Bachir DIOP
20 Feb
20Feb

Après six jours d’analyse sur le financement des PME en Afrique francophone, une conclusion s’impose : la bancabilité n’est pas une question de chance, ni même uniquement de secteur. Elle est une question de maturité stratégique.


Selon le rapport IFC MSME Finance Gap, le déficit de financement des PME en Afrique subsaharienne dépasse 330 milliards de dollars. Pourtant, toutes les PME ne sont pas égales face à cette rareté du capital. Certaines parviennent à lever des fonds, structurer leur croissance et accéder à des lignes de crédit renouvelables. D’autres stagnent pendant des années malgré un potentiel réel.
La différence repose sur cinq piliers fondamentaux.

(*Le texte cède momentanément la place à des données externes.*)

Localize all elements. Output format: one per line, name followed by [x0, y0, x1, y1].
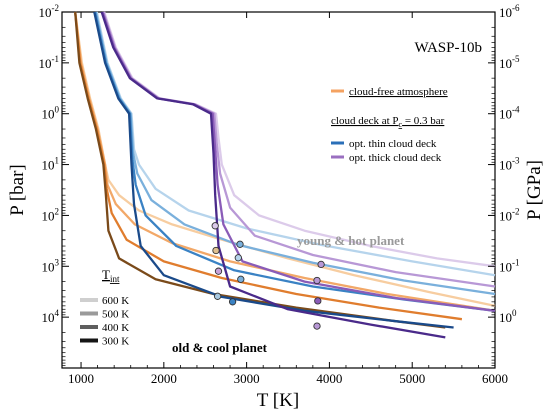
- tint-legend-label-400k: 400 K: [102, 322, 129, 334]
- y-left-tick-label: 102: [42, 206, 60, 223]
- tint-legend-heading: Tint: [102, 267, 120, 284]
- y-right-tick-label: 100: [499, 308, 517, 325]
- x-tick-label: 6000: [482, 371, 508, 386]
- marker-point-7: [214, 267, 223, 275]
- marker-point-3: [317, 260, 325, 269]
- legend-label-opt-thick: opt. thick cloud deck: [349, 152, 442, 164]
- x-tick-label: 2000: [151, 371, 177, 386]
- y-left-tick-label: 100: [42, 105, 60, 122]
- annotation-cool-planet: old & cool planet: [172, 340, 268, 355]
- tint-legend-label-300k: 300 K: [102, 336, 129, 348]
- plot-frame: [61, 11, 496, 369]
- marker-point-9: [314, 297, 322, 305]
- y-right-tick-label: 10-2: [499, 206, 520, 223]
- x-tick-label: 3000: [234, 371, 260, 386]
- marker-point-8: [237, 275, 245, 283]
- tint-legend-label-600k: 600 K: [102, 295, 129, 307]
- y-right-tick-label: 10-5: [499, 54, 520, 71]
- y-left-tick-label: 101: [42, 156, 60, 173]
- legend-heading-cloud-deck: cloud deck at Pc = 0.3 bar: [331, 115, 445, 129]
- y-right-tick-label: 10-4: [499, 105, 520, 122]
- tint-legend-label-500k: 500 K: [102, 309, 129, 321]
- marker-point-4: [212, 246, 220, 255]
- legend-label-cloud-free: cloud-free atmosphere: [349, 86, 448, 98]
- marker-point-11: [228, 298, 237, 306]
- chart-title: WASP-10b: [414, 40, 482, 56]
- marker-point-12: [313, 322, 321, 330]
- marker-layer: [211, 222, 325, 330]
- tick-layer: 1000 2000 3000 4000 5000 6000 10-2 10-1 100 101 10…: [39, 3, 520, 386]
- y-right-tick-label: 10-1: [499, 257, 520, 274]
- series-line-cloud-free-300k: [74, 11, 446, 329]
- y-left-tick-label: 10-2: [39, 3, 60, 20]
- x-tick-label: 4000: [316, 371, 342, 386]
- y-left-tick-label: 103: [42, 257, 60, 274]
- x-axis-label: T [K]: [257, 390, 299, 411]
- x-tick-label: 1000: [68, 371, 94, 386]
- legend-label-opt-thin: opt. thin cloud deck: [349, 138, 437, 150]
- y-right-tick-label: 10-3: [499, 156, 520, 173]
- y-left-tick-label: 10-1: [39, 54, 60, 71]
- y-axis-label-right: P [GPa]: [524, 160, 545, 220]
- marker-point-6: [313, 276, 321, 285]
- series-line-opt-thin-300k: [93, 11, 454, 329]
- marker-point-5: [234, 254, 242, 262]
- marker-point-10: [213, 292, 222, 300]
- series-layer: [74, 11, 496, 339]
- series-line-opt-thick-300k: [100, 11, 446, 339]
- y-left-tick-label: 104: [42, 308, 60, 325]
- y-right-tick-label: 10-6: [499, 3, 520, 20]
- annotation-hot-planet: young & hot planet: [297, 233, 405, 248]
- x-tick-label: 5000: [399, 371, 425, 386]
- marker-point-1: [211, 222, 219, 230]
- marker-point-2: [236, 240, 244, 248]
- y-axis-label-left: P [bar]: [7, 164, 28, 216]
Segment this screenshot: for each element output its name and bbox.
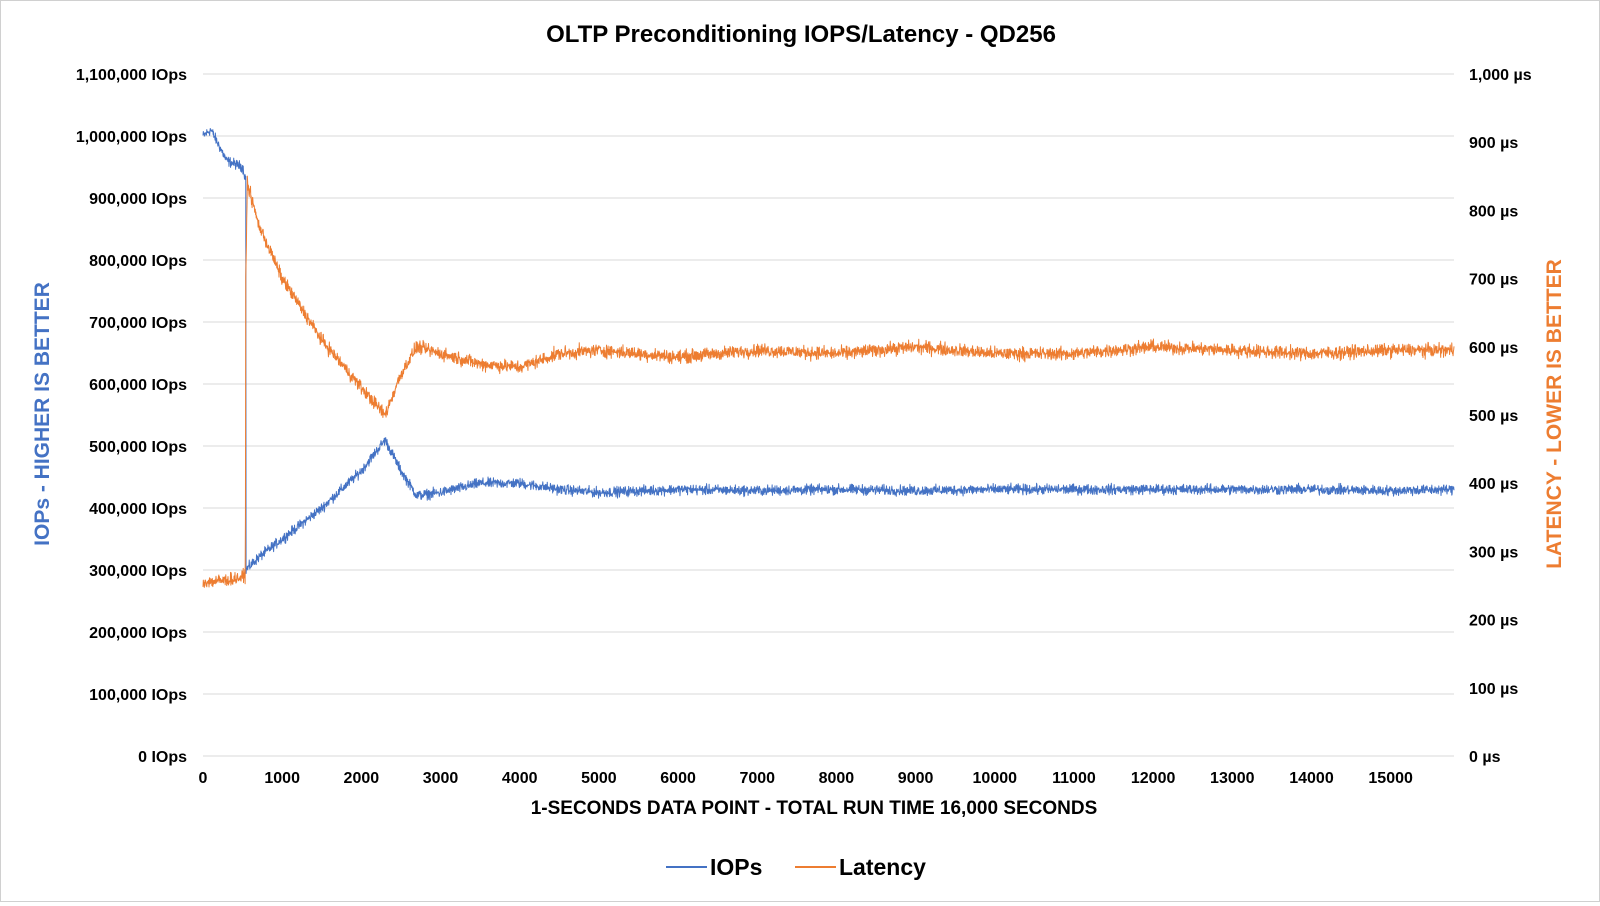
series-layer [202, 127, 1455, 588]
legend-label-iops: IOPs [710, 854, 762, 880]
right-tick-label: 1,000 µs [1469, 67, 1532, 84]
x-tick-label: 14000 [1289, 770, 1334, 787]
left-tick-label: 400,000 IOps [89, 501, 187, 518]
left-tick-label: 1,100,000 IOps [76, 67, 187, 84]
chart-title: OLTP Preconditioning IOPS/Latency - QD25… [546, 21, 1056, 48]
right-tick-label: 500 µs [1469, 408, 1518, 425]
x-tick-label: 11000 [1052, 770, 1096, 787]
right-tick-label: 700 µs [1469, 272, 1518, 289]
series-line-iops [202, 127, 1455, 574]
x-tick-label: 13000 [1210, 770, 1255, 787]
right-tick-label: 800 µs [1469, 203, 1518, 220]
x-axis-title: 1-SECONDS DATA POINT - TOTAL RUN TIME 16… [531, 798, 1098, 819]
left-tick-label: 500,000 IOps [89, 439, 187, 456]
x-tick-label: 4000 [502, 770, 538, 787]
x-tick-label: 2000 [344, 770, 380, 787]
x-tick-label: 0 [199, 770, 208, 787]
x-tick-label: 10000 [973, 770, 1018, 787]
right-tick-label: 200 µs [1469, 613, 1518, 630]
left-tick-label: 900,000 IOps [89, 191, 187, 208]
right-tick-label: 300 µs [1469, 544, 1518, 561]
left-tick-label: 700,000 IOps [89, 315, 187, 332]
x-tick-label: 15000 [1368, 770, 1413, 787]
left-tick-label: 300,000 IOps [89, 563, 187, 580]
left-tick-label: 200,000 IOps [89, 625, 187, 642]
right-tick-label: 600 µs [1469, 340, 1518, 357]
left-tick-label: 600,000 IOps [89, 377, 187, 394]
legend-label-latency: Latency [839, 854, 926, 880]
legend: IOPs Latency [666, 854, 926, 880]
right-axis-ticks: 0 µs 100 µs 200 µs 300 µs 400 µs 500 µs 600 µs… [1469, 67, 1532, 766]
x-tick-label: 1000 [264, 770, 300, 787]
left-tick-label: 800,000 IOps [89, 253, 187, 270]
series-line-latency [202, 175, 1455, 588]
x-tick-label: 9000 [898, 770, 934, 787]
left-axis-ticks: 0 IOps 100,000 IOps 200,000 IOps 300,000 IO… [76, 67, 187, 766]
right-tick-label: 900 µs [1469, 135, 1518, 152]
left-tick-label: 1,000,000 IOps [76, 129, 187, 146]
gridlines [203, 73, 1454, 757]
x-tick-label: 6000 [660, 770, 696, 787]
right-tick-label: 400 µs [1469, 476, 1518, 493]
x-axis-ticks: 0 1000 2000 3000 4000 5000 6000 7000 8000 9000 100… [199, 770, 1413, 787]
left-tick-label: 100,000 IOps [89, 687, 187, 704]
right-axis-title: LATENCY - LOWER IS BETTER [1543, 259, 1566, 569]
x-tick-label: 7000 [739, 770, 775, 787]
x-tick-label: 5000 [581, 770, 617, 787]
left-tick-label: 0 IOps [138, 749, 187, 766]
right-tick-label: 100 µs [1469, 681, 1518, 698]
right-tick-label: 0 µs [1469, 749, 1501, 766]
x-tick-label: 8000 [819, 770, 855, 787]
x-tick-label: 3000 [423, 770, 459, 787]
x-tick-label: 12000 [1131, 770, 1176, 787]
left-axis-title: IOPs - HIGHER IS BETTER [31, 282, 54, 546]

1️⃣ La lisibilité financière
Une PME bancable produit des états financiers clairs, réguliers et cohérents. Elle distingue flux personnels et flux professionnels. Elle peut démontrer sa rentabilité réelle.
Prenons deux entreprises de distribution au Sénégal :

  • L’une mélange trésorerie personnelle et caisse d’entreprise.

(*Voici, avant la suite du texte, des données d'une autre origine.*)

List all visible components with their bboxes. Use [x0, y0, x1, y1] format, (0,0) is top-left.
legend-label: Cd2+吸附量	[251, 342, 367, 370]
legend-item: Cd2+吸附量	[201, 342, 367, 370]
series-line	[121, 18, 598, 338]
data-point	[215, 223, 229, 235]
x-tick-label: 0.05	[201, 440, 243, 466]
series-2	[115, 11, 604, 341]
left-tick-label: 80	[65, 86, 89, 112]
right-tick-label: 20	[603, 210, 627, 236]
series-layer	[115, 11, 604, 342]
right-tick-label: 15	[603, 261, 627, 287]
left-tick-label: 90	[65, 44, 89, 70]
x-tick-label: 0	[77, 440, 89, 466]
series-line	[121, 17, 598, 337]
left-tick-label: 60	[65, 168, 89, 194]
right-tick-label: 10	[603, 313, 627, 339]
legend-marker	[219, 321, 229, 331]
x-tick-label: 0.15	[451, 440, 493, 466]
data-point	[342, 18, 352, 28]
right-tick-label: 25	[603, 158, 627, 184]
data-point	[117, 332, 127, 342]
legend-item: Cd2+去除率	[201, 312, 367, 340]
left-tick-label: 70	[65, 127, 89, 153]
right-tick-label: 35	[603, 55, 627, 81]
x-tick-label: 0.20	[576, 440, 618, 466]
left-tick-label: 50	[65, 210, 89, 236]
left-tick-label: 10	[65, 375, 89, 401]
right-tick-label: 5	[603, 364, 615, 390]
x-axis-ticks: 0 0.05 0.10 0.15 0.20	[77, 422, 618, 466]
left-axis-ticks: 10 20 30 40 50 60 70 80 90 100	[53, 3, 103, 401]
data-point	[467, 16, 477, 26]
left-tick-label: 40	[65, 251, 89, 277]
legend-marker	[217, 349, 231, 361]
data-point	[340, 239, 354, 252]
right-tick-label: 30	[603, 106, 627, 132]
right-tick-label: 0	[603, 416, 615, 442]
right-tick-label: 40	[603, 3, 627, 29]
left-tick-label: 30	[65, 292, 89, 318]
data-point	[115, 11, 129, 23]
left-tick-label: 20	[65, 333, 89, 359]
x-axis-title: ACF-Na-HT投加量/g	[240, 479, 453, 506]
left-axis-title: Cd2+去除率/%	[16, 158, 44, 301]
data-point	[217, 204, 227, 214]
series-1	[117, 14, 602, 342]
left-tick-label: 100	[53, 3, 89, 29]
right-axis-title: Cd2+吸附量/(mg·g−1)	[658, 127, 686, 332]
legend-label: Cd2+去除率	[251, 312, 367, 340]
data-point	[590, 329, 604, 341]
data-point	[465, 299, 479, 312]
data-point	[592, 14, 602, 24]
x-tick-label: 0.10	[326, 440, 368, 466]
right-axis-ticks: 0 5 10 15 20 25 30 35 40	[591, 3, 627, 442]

  • L’autre présente trois années d’états financiers validés par un expert-comptable.

La banque financera la seconde. Pas parce qu’elle est plus sympathique. Parce qu’elle est lisible.
La lisibilité réduit l’asymétrie d’information, facteur clé souligné par la Banque mondiale dans l’analyse du financement des PME.


2️⃣ La maîtrise du cycle de trésorerie
Une PME bancable connaît son besoin en fonds de roulement. Elle sait combien de jours ses clients mettent à payer et combien elle peut retarder ses fournisseurs.
Exemple concret : une entreprise ivoirienne de construction négocie systématiquement un acompte de 30 % sur ses contrats publics. Cela réduit son exposition au risque de retard.
Une PME non structurée subit ses délais clients. Une PME bancable les anticipe.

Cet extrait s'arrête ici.